In an announcement made to the public on Monday (July 5), the Prime Minister said the government's "careful and balanced plan" was still on track to become a reality in two weeks time.
The day social distancing is set to end has been dubbed 'Freedom Day' by many and the new date has been pushed back from June 21.
Despite a recent rise in Covid cases, thought to be due to the fast-spreading Delta variant, it is hoped the date won't be pushed back again.
Take part in our survey below.
Mr Johnson held the conference on Monday to prepare Britons but an official confirmation won't come for another week when the government will establish whether the country has met their four-point requirements for the final easing of restrictions.
Should it all go to plan, there will be no limits on social contact by the end of this month.
The rule of six will be lifted and there will be no limits on attendees at funerals and weddings.
Face masks will no longer be compulsory, although the public may be advised to wear them in ‘enclosed and crowded places’.

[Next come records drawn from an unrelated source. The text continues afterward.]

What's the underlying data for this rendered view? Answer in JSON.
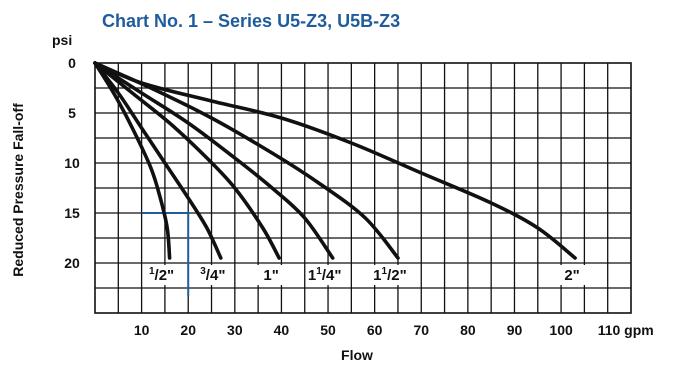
{
  "chart_data": {
    "type": "line",
    "title": "Chart No. 1 – Series U5-Z3, U5B-Z3",
    "xlabel": "Flow",
    "ylabel": "Reduced Pressure Fall-off",
    "x_unit": "gpm",
    "y_unit": "psi",
    "xlim": [
      0,
      115
    ],
    "ylim": [
      0,
      25
    ],
    "y_inverted": true,
    "grid": true,
    "x_ticks": [
      10,
      20,
      30,
      40,
      50,
      60,
      70,
      80,
      90,
      100,
      110
    ],
    "x_tick_labels": [
      "10",
      "20",
      "30",
      "40",
      "50",
      "60",
      "70",
      "80",
      "90",
      "100",
      "110 gpm"
    ],
    "y_ticks": [
      0,
      5,
      10,
      15,
      20
    ],
    "y_tick_labels": [
      "0",
      "5",
      "10",
      "15",
      "20"
    ],
    "series": [
      {
        "name": "1/2\"",
        "whole": "",
        "num": "1",
        "den": "2",
        "color": "#111111",
        "points": [
          [
            0,
            0
          ],
          [
            4,
            3
          ],
          [
            8,
            6.5
          ],
          [
            12,
            10.5
          ],
          [
            14,
            13.5
          ],
          [
            15.5,
            16.5
          ],
          [
            16,
            19.5
          ]
        ]
      },
      {
        "name": "3/4\"",
        "whole": "",
        "num": "3",
        "den": "4",
        "color": "#111111",
        "points": [
          [
            0,
            0
          ],
          [
            5,
            3
          ],
          [
            10,
            6.5
          ],
          [
            15,
            10
          ],
          [
            20,
            13.5
          ],
          [
            24,
            16.5
          ],
          [
            27,
            19.5
          ]
        ]
      },
      {
        "name": "1\"",
        "whole": "1",
        "num": "",
        "den": "",
        "color": "#111111",
        "points": [
          [
            0,
            0
          ],
          [
            8,
            3
          ],
          [
            16,
            6
          ],
          [
            24,
            9.5
          ],
          [
            30,
            12.5
          ],
          [
            36,
            16.5
          ],
          [
            39.5,
            19.5
          ]
        ]
      },
      {
        "name": "1 1/4\"",
        "whole": "1",
        "num": "1",
        "den": "4",
        "color": "#111111",
        "points": [
          [
            0,
            0
          ],
          [
            10,
            3
          ],
          [
            20,
            6
          ],
          [
            30,
            9.5
          ],
          [
            38,
            12.5
          ],
          [
            45,
            15.5
          ],
          [
            51,
            19.5
          ]
        ]
      },
      {
        "name": "1 1/2\"",
        "whole": "1",
        "num": "1",
        "den": "2",
        "color": "#111111",
        "points": [
          [
            0,
            0
          ],
          [
            12,
            2.5
          ],
          [
            25,
            5.5
          ],
          [
            38,
            9
          ],
          [
            48,
            12
          ],
          [
            58,
            15.5
          ],
          [
            65,
            19.5
          ]
        ]
      },
      {
        "name": "2\"",
        "whole": "",
        "num": "",
        "den": "",
        "text": "2\"",
        "color": "#111111",
        "points": [
          [
            0,
            0
          ],
          [
            10,
            2
          ],
          [
            25,
            3.8
          ],
          [
            40,
            5.5
          ],
          [
            55,
            8
          ],
          [
            70,
            11
          ],
          [
            85,
            14
          ],
          [
            95,
            16.5
          ],
          [
            103,
            19.5
          ]
        ]
      }
    ],
    "example_line": {
      "color": "#1f5c9e",
      "flow": 20,
      "pressure": 15,
      "from_flow": 10
    }
  }
}
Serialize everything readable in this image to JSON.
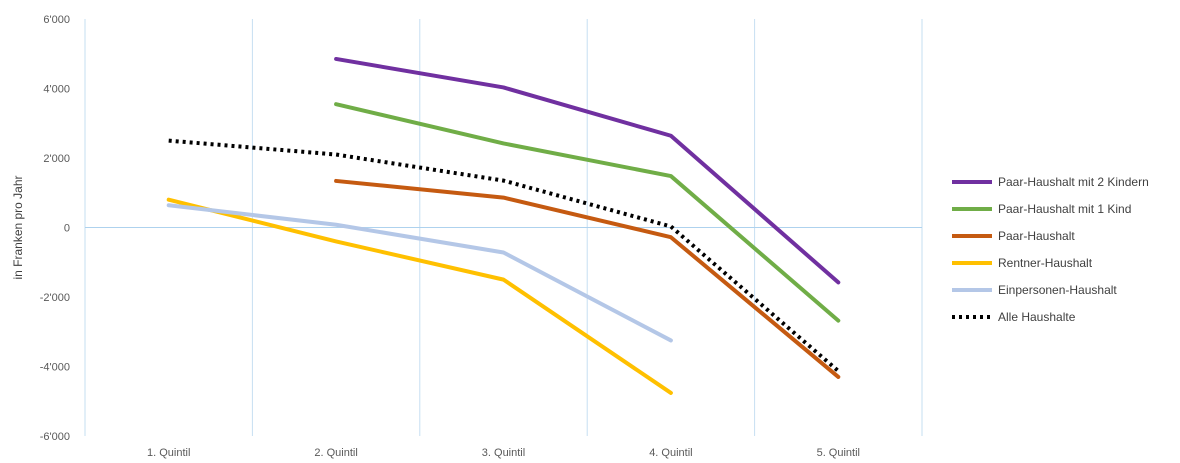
{
  "chart_data": {
    "type": "line",
    "ylabel": "in Franken pro Jahr",
    "categories": [
      "1. Quintil",
      "2. Quintil",
      "3. Quintil",
      "4. Quintil",
      "5. Quintil"
    ],
    "ylim": [
      -6000,
      6000
    ],
    "yticks": [
      6000,
      4000,
      2000,
      0,
      -2000,
      -4000,
      -6000
    ],
    "ytick_labels": [
      "6'000",
      "4'000",
      "2'000",
      "0",
      "-2'000",
      "-4'000",
      "-6'000"
    ],
    "grid": true,
    "legend_position": "right",
    "series": [
      {
        "name": "Paar-Haushalt mit 2 Kindern",
        "color": "#7030a0",
        "style": "solid",
        "values": [
          null,
          4850,
          4030,
          2640,
          -1580
        ]
      },
      {
        "name": "Paar-Haushalt mit 1 Kind",
        "color": "#70ad47",
        "style": "solid",
        "values": [
          null,
          3550,
          2420,
          1480,
          -2680
        ]
      },
      {
        "name": "Paar-Haushalt",
        "color": "#c55a11",
        "style": "solid",
        "values": [
          null,
          1340,
          860,
          -280,
          -4300
        ]
      },
      {
        "name": "Rentner-Haushalt",
        "color": "#ffc000",
        "style": "solid",
        "values": [
          800,
          -400,
          -1500,
          -4760,
          null
        ]
      },
      {
        "name": "Einpersonen-Haushalt",
        "color": "#b4c7e7",
        "style": "solid",
        "values": [
          640,
          80,
          -720,
          -3250,
          null
        ]
      },
      {
        "name": "Alle Haushalte",
        "color": "#000000",
        "style": "dotted",
        "values": [
          2500,
          2100,
          1350,
          30,
          -4130
        ]
      }
    ]
  }
}
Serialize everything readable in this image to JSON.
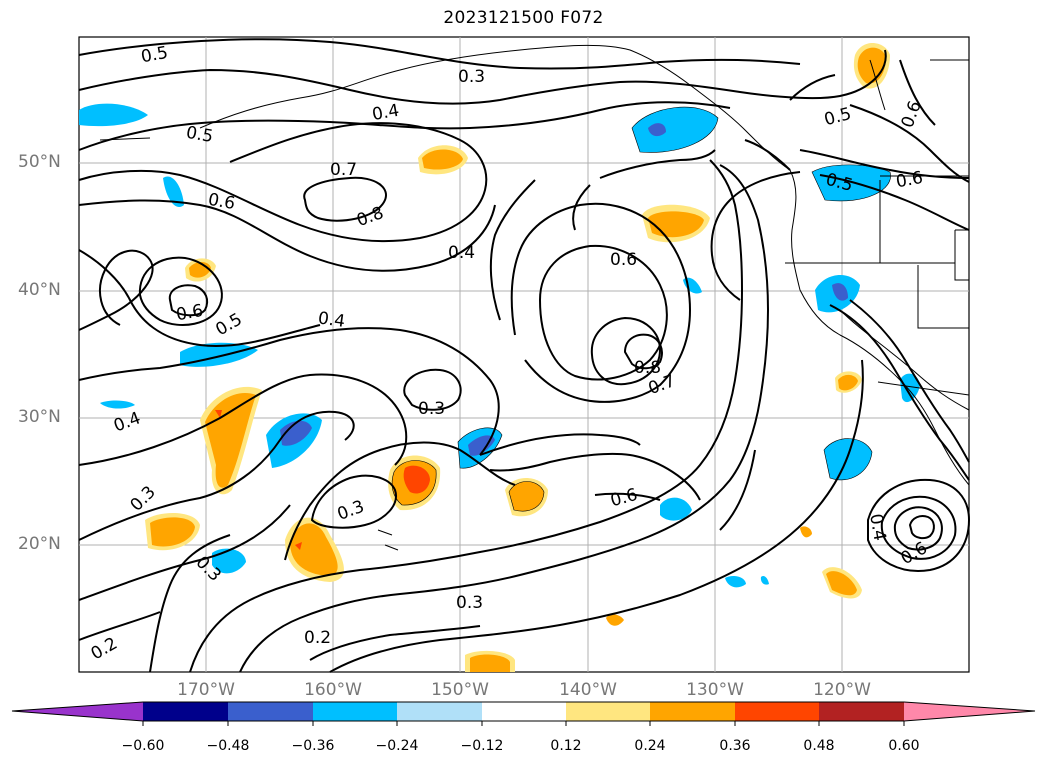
{
  "title": "2023121500 F072",
  "map": {
    "projection_region": "North Pacific",
    "lat_labels": [
      "50°N",
      "40°N",
      "30°N",
      "20°N"
    ],
    "lon_labels": [
      "170°W",
      "160°W",
      "150°W",
      "140°W",
      "130°W",
      "120°W"
    ],
    "contour_line_color": "#000000",
    "contour_labels": [
      "0.5",
      "0.3",
      "0.4",
      "0.5",
      "0.7",
      "0.6",
      "0.8",
      "0.4",
      "0.6",
      "0.5",
      "0.6",
      "0.4",
      "0.3",
      "0.3",
      "0.8",
      "0.7",
      "0.6",
      "0.4",
      "0.3",
      "0.3",
      "0.2",
      "0.3",
      "0.2",
      "0.5",
      "0.6",
      "0.5",
      "0.6",
      "0.4",
      "0.6"
    ]
  },
  "colorbar": {
    "ticks": [
      "−0.60",
      "−0.48",
      "−0.36",
      "−0.24",
      "−0.12",
      "0.12",
      "0.24",
      "0.36",
      "0.48",
      "0.60"
    ],
    "colors": [
      "#9933cc",
      "#00008b",
      "#3a5fcd",
      "#00bfff",
      "#b0e0f8",
      "#ffffff",
      "#ffe680",
      "#ffa500",
      "#ff4500",
      "#b22222",
      "#ff88aa"
    ]
  }
}
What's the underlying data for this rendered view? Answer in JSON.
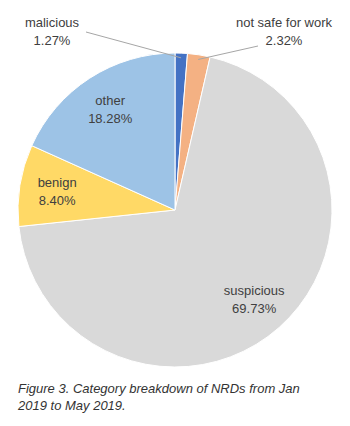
{
  "chart_data": {
    "type": "pie",
    "title": "Figure 3. Category breakdown of NRDs from Jan 2019 to May 2019.",
    "categories": [
      "malicious",
      "not safe for work",
      "suspicious",
      "benign",
      "other"
    ],
    "values": [
      1.27,
      2.32,
      69.73,
      8.4,
      18.28
    ],
    "value_labels": [
      "1.27%",
      "2.32%",
      "69.73%",
      "8.40%",
      "18.28%"
    ],
    "colors": [
      "#4472c4",
      "#f4b183",
      "#d9d9d9",
      "#ffd966",
      "#9dc3e6"
    ],
    "data_labels": true
  }
}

Nightclubs will once again reopen and capacity limits on venues will be lifted.
Offices are also expected to whirr into action after a long 18 months of working from home.
At the Downing Street press conference, Mr Johnson did acknowledge the pandemic was “far from over” with cases rising “fairly rapidly”.
“There could be 50,000 cases detected per day by the 19th,” he said.
“We are seeing rising hospital admissions and we must reconcile ourselves, sadly, to more deaths from Covid.
“In these circumstances, we must take a careful and a balanced decision – and there’s only one reason why we contemplate going ahead to Step 4 in circumstances where we would normally be locking down further and that’s because of the continuing effectiveness of the vaccine rollout.”
He added: “We have to balance the risks. The risks of the disease which the vaccines have reduced but very far from eliminated and the risks of continuing with legally-enforced restrictions that inevitably take their toll on people’s lives and livelihoods, on people’s health and mental health.
“We must be honest with ourselves that if we can’t reopen our society in the next few weeks, when we will be helped by the arrival of summer and by the school holidays, then we must ask ourselves: when will we be able to return to normal?”